Commercials and their Effect on Korean Culture

Currently, in South Korea, K-Pop stars hold the entire marketing world in their hand. From car to ramen commercials, K-pop celebrities have become of huge relevancy in advertisements, mainly due to the aftermath of the 1997 IMF, also known as the I’M Fired crisis. At the time, in an attempt to distract and placate their audience, many of which were frustrated by their financial struggles, many companies turned to a more “consumer-centered” marketing, using celebrities in an attempt to help relate to the public. Fortunately for the companies, their efforts were successful, and even now, just by turning on the television today, one can see that the strategy of utilizing celebrities for marketing purposes still lives on today.

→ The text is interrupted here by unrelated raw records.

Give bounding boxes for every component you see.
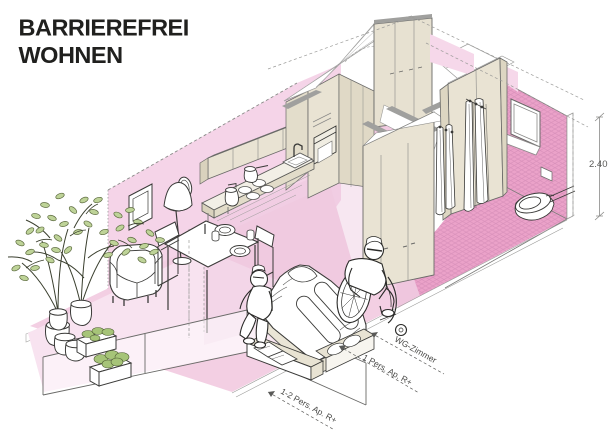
svg-text:WOHNEN: WOHNEN	[19, 42, 123, 68]
svg-text:2.40: 2.40	[589, 159, 608, 170]
svg-text:BARRIEREFREI: BARRIEREFREI	[19, 14, 189, 40]
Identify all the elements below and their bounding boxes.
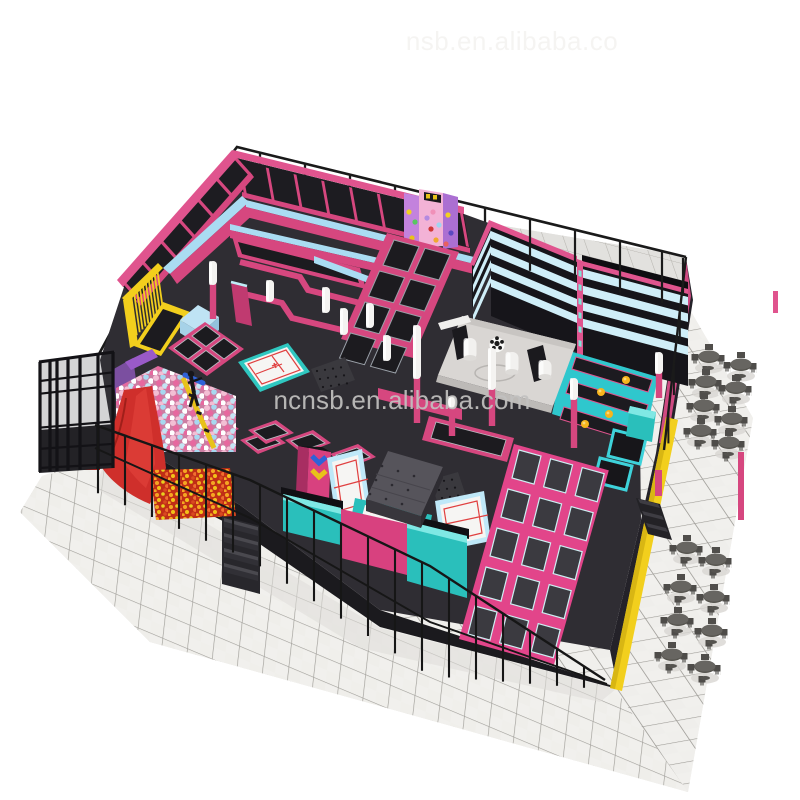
svg-text:nsb.en.alibaba.co: nsb.en.alibaba.co [406, 26, 618, 56]
svg-text:ncnsb.en.alibaba.com: ncnsb.en.alibaba.com [274, 385, 531, 415]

As Dae Ryun Chang, a professor of marketing at Yonsei, points out in the article, “K-Pop Sells: Why Korean Pop Stars are the World’s Best Advertisers, by Rachelle D, “The use of celebrities in Korea appears to be quite effective whether it is a K-Pop or K-drama star […]. Koreans still tend to be communal in their viewing and listening habits. They’re sensitive to what’s popular and track popular search words and names and no doubt many of the celebrity choices are based on such metrics.” Or as Olga Federenkos’s puts it in her article, “South Korean Advertising as Popular Culture”, “advertis[ements] in postdemocratization South Korea revea[l] how advertising mutates as a social institution in late capitalism”. Companies understand well enough that many people watch their commercials, not for the product, but for the celebrity starring in it, and do their best to highlight them beyond anything else. The more famous the celebrity, the more famous the advertisement, and the more relevancy it holds in Korean society. For that reason, sometimes it is hard to discern whether or not a commercial is really an advertisement, as it does not push the actual product until the end. There are commercials, such as the BTS Puma commercial, where the members simply danced to their single, RUN, with a few words changed to promote the product:

Then there are others where the commercial is directed like a music video, with the idols singing a song about the product, dancing a dance alongside it:

Lastly, there are the commercials that are like mini-dramas, with a plotline and characters, only exposing the reason of the advertisement at the very end:

Unlike other countries, where advertisements are often skipped over and forgotten, commercials in Korea have become so greatly intertwined with pop culture, that there are even awards like “Best Female/Male CF Star” and “CF Model of the Year”. Commercials have become less about advertising the product, and more about spotlighting the people starring in it, in hopes that the audience feels enough of a connection to the celebrity that they buy the product. Whether or not this is a bad thing is up to viewers, advertisements are just another show of the uniqueness of Korea’s pop culture.

 

Article: https://www.kpopstarz.com/articles/94462/20140607/why-k-pop-stars-are-the-worlds-best-advertisers.htm

 

One thought on “Commercials and their Effect on Korean Culture

  1. CFs have solidified themselves in Korean pop culture so much so that a fanbase will petition online for their bias group to star in one. As the author stated, marketers are aware that the more popular the idol(s) is, the more the commercial product sells. Likewise, the fans are aware that for an idol group to star in a CF is a huge indicator of their success in the industry. The fans’ emotional desire for their bias group to be successful and their recognition of the value system at play in economic and cultural industries which will either enable or disallow the said idol group to reach certain levels of success, furthermore proves their dual role as consumer and creator in Hallyu and within pop culture industries at large.

    Fans’ collective investment in supporting idols both being booked for a CF and the profitable success of the commercial itself proves, as Federenko states, “Ads are among shared cultural references that reproduce the imagined community of the nation,” and “Advertising content resonates with lived realities, making them communicable and thus empowering those experiencing them (342).” If we are to assume that fans are just as willing to submit their consciousness to the ideological fantasy of the imagined community created by, or for, the said idol as they are consciously aware of the socioeconomic stakes at play in the industry, it is thus a sound conclusion that these CFs, which typically imagine the idols in glamorised situations work subconsciously through fans to “explain the lack in a subject, and in society in general, by the lack of consumption and asserts consuming, and by extension participating in the capitalist economy, as a way to recover the impossible enjoyment (Federenko 344)”.